Pilip was an only child who surprised her parents when she selected the UO. Her dad, H. E. “Bud” Anderson, had been a longtime supporter of Pacific Lutheran University and the University of Washington.
“The UO was a really good fit for me. I liked the size of the school and campus,” said Pilip, who graduated with a degree in recreation and park management.
Through the sorority, the two met a bonded group of lifelong friends—a group of women who have stayed connected since college. Even though the women came from a variety of backgrounds, they treated each other as equals.
“After college, we stayed together and supported each other through many different things,” Pilip said.
McNeil built a real estate business in Portland that is now run by her two daughters, Christy MacColl and Carrie Gross. She has five grandchildren between the ages of one and seven. Pilip worked as community organizer for Clackamas Community College. She and her husband, Brent, have a son, Patrick; a daughter, Amy Brooke; and three grandchildren.
But through the hectic child-rearing years and moves to and from the state, the women continued their friendship.
“We were connected, if not always physically. We knew it took work. Everyone had to work to keep it going,” McNeil said. “We were able to talk about pretty deep topics. We lived through trying and traumatic periods. But we also celebrated weddings, births, and careers. And we always had fun.”
Pilip, through the H. E. Anderson Family Foundation, came up with the idea to fund an endowment in her friend’s name. She asked McNeil to help define its use.
“I was in a state of shock. Good shock. It came so out of the blue,” said McNeil. “I went to bed and couldn’t really sleep. I decided I wanted it to be a focused scholarship that would support minority communities.”

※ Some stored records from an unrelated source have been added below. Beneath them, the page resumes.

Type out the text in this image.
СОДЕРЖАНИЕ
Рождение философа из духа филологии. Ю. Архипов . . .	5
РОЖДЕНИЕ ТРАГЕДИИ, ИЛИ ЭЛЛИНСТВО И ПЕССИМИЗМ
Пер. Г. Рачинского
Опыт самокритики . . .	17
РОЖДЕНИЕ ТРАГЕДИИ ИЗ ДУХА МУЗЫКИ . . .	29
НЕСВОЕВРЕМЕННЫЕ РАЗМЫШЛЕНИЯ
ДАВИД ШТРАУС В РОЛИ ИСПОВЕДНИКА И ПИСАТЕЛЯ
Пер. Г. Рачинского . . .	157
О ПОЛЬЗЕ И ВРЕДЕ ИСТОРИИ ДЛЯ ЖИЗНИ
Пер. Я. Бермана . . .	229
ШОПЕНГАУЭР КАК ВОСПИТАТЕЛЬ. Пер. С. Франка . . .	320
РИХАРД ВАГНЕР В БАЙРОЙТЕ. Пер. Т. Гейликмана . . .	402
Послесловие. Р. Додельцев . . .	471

The undergraduate scholarship will provide tuition support to graduates of Portland’s De La Salle High School or residents of Portland’s north or eastside neighborhoods.
“Scholarships are the only way many people are able to go to college,” Pilip said. “I want students in the future to say, ‘I am at the UO and college is possible because of Claudia Lacey McNeil.’”
But at its core the scholarship fund is a tribute to friendship.
“I’ve been able to experience lifelong friendships firsthand. I feel that is a gift. Not everyone gets that gift,” McNeil said. “I’ve shed a tear over it. It’s a beautiful thing. It is through adversity that you become especially close. But sometimes we will just get laughing so hard our sides split.”
“This is to honor Claudia . . . her life and her commitment and connection to the University of Oregon,” Pilip said.